Exxon’s market value has fallen about 15% over the last 12 months, and there could be more cuts to come. Here’s everything we know so far.

Exxon gas station

Kena Betancur/VIEWpress/Corbis via Getty Images

Exxon was restructuring before the pandemic hit

The firm reorganized its downstream division in 2018 and the upstream division in 2019. That year, Exxon also established a new business unit — Global Projects — focused on project development.

When the price of oil crashed, Exxon said those changes helped, but further cuts would be needed.

“I wish I could say we were finished, but we are not,” Woods said in an email to employees in October. “We still have some significant headwinds, more work to do and, unfortunately, further reductions are necessary.”

Today, Exxon is organized into nine business divisions. It’s not clear to what extent the company’s core structure changed in response to the spending and workforce cuts, though Exxon formed a new business this year focused on low-emissions technologies after investors pressured the company to do more to address climate change.

We mapped out those divisions, in addition to seven other core areas of the company, in an exclusive org chart. It includes 138 of Exxon’s top employees.

Read more: We mapped out the power structure at Exxon and identified 138 of the oil giant’s top employees. Here’s our exclusive org chart.

Exxon is trimming its global workforce by 15%, which includes steep cuts in the US and Europe

As Business Insider first reported, Exxon is slashing its global workforce by 15%, or 14,000 people, through 2022, relative to the company’s headcount in 2019. The cuts include both contractors and employees.

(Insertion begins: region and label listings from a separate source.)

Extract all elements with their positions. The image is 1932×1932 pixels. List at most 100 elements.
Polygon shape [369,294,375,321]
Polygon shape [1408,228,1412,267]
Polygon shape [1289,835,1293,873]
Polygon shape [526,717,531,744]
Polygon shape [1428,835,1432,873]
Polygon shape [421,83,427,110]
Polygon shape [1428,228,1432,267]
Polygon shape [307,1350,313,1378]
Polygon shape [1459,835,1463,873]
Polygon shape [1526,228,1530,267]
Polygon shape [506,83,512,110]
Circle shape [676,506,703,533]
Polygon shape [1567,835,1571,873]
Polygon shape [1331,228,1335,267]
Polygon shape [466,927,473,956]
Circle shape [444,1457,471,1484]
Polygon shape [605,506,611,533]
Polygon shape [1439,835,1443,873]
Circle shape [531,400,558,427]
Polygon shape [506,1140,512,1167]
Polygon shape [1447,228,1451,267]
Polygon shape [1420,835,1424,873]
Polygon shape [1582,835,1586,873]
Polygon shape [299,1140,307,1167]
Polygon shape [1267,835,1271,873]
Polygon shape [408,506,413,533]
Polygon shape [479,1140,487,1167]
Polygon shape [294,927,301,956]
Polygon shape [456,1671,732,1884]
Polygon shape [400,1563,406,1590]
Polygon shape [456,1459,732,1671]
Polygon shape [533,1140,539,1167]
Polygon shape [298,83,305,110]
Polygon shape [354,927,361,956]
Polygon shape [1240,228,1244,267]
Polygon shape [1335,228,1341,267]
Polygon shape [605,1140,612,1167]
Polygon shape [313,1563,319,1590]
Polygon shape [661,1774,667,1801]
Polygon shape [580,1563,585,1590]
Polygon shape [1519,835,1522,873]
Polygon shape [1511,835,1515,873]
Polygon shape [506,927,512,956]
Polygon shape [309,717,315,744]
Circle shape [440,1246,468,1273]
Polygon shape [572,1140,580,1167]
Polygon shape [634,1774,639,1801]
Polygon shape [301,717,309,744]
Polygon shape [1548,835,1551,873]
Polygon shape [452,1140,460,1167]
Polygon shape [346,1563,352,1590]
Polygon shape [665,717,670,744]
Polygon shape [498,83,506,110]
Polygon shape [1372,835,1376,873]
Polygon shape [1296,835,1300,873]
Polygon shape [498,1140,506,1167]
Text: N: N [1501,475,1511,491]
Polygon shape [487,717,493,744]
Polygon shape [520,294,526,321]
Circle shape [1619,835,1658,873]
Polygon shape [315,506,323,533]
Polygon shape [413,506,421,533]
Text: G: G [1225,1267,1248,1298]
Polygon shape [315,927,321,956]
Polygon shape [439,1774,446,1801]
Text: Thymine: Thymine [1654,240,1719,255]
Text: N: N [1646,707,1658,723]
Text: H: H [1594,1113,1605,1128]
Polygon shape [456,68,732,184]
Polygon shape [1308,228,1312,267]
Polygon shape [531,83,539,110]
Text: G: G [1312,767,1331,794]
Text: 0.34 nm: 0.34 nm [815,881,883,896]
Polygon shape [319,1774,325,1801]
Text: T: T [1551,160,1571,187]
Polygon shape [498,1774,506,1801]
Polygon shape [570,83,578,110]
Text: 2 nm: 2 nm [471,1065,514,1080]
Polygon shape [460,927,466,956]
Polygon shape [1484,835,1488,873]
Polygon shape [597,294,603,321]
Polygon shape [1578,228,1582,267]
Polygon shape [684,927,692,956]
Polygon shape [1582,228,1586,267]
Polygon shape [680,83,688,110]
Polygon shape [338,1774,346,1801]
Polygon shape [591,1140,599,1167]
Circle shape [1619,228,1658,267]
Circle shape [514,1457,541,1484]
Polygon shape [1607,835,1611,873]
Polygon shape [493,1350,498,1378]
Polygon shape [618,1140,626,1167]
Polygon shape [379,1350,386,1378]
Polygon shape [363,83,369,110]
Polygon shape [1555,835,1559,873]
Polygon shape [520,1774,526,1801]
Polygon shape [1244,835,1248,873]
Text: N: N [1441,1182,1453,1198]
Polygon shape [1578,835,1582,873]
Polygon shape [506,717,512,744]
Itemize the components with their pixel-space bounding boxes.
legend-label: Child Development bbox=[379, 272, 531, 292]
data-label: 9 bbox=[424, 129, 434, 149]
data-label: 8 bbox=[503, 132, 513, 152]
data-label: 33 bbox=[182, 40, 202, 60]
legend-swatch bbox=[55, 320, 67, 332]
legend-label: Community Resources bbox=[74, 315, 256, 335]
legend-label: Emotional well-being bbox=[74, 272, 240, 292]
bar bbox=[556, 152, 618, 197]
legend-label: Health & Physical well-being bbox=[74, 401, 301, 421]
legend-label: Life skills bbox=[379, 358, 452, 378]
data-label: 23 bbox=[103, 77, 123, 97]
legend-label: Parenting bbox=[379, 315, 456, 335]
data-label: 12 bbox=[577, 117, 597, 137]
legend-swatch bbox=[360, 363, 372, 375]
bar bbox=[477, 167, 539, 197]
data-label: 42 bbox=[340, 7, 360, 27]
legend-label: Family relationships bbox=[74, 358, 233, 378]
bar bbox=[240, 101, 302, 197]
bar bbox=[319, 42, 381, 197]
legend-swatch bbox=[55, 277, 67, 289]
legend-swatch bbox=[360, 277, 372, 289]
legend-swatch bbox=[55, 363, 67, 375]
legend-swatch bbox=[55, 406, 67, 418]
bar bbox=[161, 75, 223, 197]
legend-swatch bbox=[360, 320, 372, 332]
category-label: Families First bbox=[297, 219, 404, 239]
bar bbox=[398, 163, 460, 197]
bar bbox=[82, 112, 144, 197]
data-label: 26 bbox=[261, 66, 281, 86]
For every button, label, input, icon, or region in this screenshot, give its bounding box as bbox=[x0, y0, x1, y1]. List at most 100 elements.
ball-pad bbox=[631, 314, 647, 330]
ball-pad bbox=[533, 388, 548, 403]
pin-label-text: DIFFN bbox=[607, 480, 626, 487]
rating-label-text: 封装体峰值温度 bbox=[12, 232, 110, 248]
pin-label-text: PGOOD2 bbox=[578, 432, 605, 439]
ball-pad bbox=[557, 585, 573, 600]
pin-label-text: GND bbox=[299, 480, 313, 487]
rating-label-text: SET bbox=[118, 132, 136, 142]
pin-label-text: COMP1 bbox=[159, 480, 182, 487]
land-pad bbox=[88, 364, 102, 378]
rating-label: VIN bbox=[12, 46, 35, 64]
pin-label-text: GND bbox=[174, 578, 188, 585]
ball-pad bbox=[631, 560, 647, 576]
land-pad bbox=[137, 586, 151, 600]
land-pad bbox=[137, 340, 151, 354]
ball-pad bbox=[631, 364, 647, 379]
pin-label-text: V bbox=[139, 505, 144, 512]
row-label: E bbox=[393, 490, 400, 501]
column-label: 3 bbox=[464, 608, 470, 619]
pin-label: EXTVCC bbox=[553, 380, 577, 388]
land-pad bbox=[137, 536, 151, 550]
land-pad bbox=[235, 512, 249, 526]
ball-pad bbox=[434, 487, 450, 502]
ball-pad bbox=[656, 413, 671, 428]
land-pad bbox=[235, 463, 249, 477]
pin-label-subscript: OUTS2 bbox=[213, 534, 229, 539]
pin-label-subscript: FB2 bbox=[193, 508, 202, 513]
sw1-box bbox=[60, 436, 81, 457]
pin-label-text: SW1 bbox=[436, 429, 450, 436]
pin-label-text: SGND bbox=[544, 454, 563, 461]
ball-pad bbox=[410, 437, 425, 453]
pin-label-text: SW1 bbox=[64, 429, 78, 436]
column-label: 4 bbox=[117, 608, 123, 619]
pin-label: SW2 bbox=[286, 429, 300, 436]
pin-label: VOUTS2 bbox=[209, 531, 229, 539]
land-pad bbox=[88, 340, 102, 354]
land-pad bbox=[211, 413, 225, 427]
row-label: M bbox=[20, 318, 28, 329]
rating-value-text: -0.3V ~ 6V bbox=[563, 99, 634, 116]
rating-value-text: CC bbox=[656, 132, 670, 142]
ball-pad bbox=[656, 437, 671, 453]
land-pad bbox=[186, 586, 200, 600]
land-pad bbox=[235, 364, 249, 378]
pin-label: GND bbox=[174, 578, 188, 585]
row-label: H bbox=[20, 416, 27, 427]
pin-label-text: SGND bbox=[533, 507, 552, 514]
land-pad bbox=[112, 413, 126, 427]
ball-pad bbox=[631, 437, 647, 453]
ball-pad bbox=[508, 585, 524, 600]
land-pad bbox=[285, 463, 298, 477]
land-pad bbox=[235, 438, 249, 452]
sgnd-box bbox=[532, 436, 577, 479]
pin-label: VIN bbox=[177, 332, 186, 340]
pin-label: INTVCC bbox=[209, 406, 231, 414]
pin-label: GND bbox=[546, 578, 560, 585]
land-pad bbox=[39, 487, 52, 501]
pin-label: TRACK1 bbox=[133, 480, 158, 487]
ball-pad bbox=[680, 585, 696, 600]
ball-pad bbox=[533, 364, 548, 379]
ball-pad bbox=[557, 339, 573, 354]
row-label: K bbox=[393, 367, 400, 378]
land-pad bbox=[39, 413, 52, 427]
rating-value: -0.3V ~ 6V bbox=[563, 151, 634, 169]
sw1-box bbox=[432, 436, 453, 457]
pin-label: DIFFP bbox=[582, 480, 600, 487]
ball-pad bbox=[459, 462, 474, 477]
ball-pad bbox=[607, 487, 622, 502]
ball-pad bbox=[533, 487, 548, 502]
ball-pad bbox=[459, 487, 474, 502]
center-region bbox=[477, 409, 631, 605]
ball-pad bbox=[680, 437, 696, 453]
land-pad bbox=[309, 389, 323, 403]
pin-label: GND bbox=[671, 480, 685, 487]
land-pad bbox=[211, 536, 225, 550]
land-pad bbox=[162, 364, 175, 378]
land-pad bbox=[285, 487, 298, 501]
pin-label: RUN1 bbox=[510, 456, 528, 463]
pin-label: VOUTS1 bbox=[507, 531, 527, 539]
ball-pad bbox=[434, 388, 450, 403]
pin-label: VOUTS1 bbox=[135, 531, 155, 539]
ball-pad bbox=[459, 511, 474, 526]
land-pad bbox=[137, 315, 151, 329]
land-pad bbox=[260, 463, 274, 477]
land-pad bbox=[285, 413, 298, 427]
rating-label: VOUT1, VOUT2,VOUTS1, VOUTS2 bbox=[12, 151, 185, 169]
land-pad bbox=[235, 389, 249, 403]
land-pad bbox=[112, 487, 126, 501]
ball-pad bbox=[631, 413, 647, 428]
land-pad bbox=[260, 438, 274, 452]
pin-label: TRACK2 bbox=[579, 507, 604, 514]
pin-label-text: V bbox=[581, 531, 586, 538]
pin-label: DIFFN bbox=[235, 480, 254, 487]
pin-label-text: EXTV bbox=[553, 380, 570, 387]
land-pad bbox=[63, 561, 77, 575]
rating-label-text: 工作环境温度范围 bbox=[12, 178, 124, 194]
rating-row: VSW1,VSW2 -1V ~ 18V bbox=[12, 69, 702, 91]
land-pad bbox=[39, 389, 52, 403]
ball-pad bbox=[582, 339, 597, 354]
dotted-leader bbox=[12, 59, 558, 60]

  • Up to 1,900 of the job cuts will be in the US, including at least 723 from the Houston area. Click here for a timeline of the reductions and insight into how Exxon will decide which workers to lay off, as revealed by leaked documents we obtained.
  • Another 1,600 jobs or so could be cut in Europe. We explain which roles are at risk here, and you can read the letter the firm’s CEO, Darren Woods, sent employees following the cuts here.
  • Exxon also said it would lay off about 300 workers in Canada, starting in December, according to a public press release and an internal memo we obtained. The cuts are involuntary and most of them will take place by February of 2021, per the memo.
  • In addition, the company launched a voluntary redundancy program in Australia. It’s not clear how many roles the program will impact.
  • Part of Exxon’s approach to shrinking spending is sending jobs overseas to cheap centers of labor, we reported.
Exxon refinery

Dean Mouhtaropoulos/Getty Images

The firm used its employee-ranking process to cut workers in the weeks after oil markets crashed

Last April, Exxon quietly made a change to the way it ranks employees, forcing managers to dub a larger chunk of employees as poor performers, putting them at risk of being cut.

  • Leaked audio from an internal meeting suggests not all employees placed in that category were, in fact, poor performers. That’s why workers we spoke to called the change to the ranking system a layoff in disguise.
  • Exxon’s performance-based cuts, initiated last summer, put as much as 10% of the company’s workforce at risk of losing their jobs. You can find all the details of the ranking system and the April change here.
  • The government of Singapore probed Exxon’s labor practices after employees raised concerns about the company’s performance-based cuts.

Other changes to curb spending

Last year Exxon made a handful of other changes to cut costs.

  • Over the summer the company suspended a handful of employee benefits including its matching program for retirement savings, as Insider first reported.
  • The company slashed its capital spending budget for 2020 by almost $12 billion, down to $21.4 billion. This year Exxon plans to spend even less.
  • Exxon has lowered its annual operating expenses by $8 billion, the company said. $3 billion of that was from “structural reductions,” indicating that it’s likely tied to workforce cuts. The firm plans to cut an additional $3 billion in structural expenses by 2023.

Morale has taken a hit

Insiders say Exxon mishandled communication around job cuts, which has led to a drop in morale. That could slow the oil giant’s recovery in 2021, as we reported.

  • Executives were not forthright with employees about the toll the downturn would take on its workforce and, at times, came across as insensitive when they did communicate about job cuts, current and former employees told Insider.
  • Experts who study worker sentiment said that unhappy workers produce lower quality work and could make it harder for the company to recruit top talent in the future.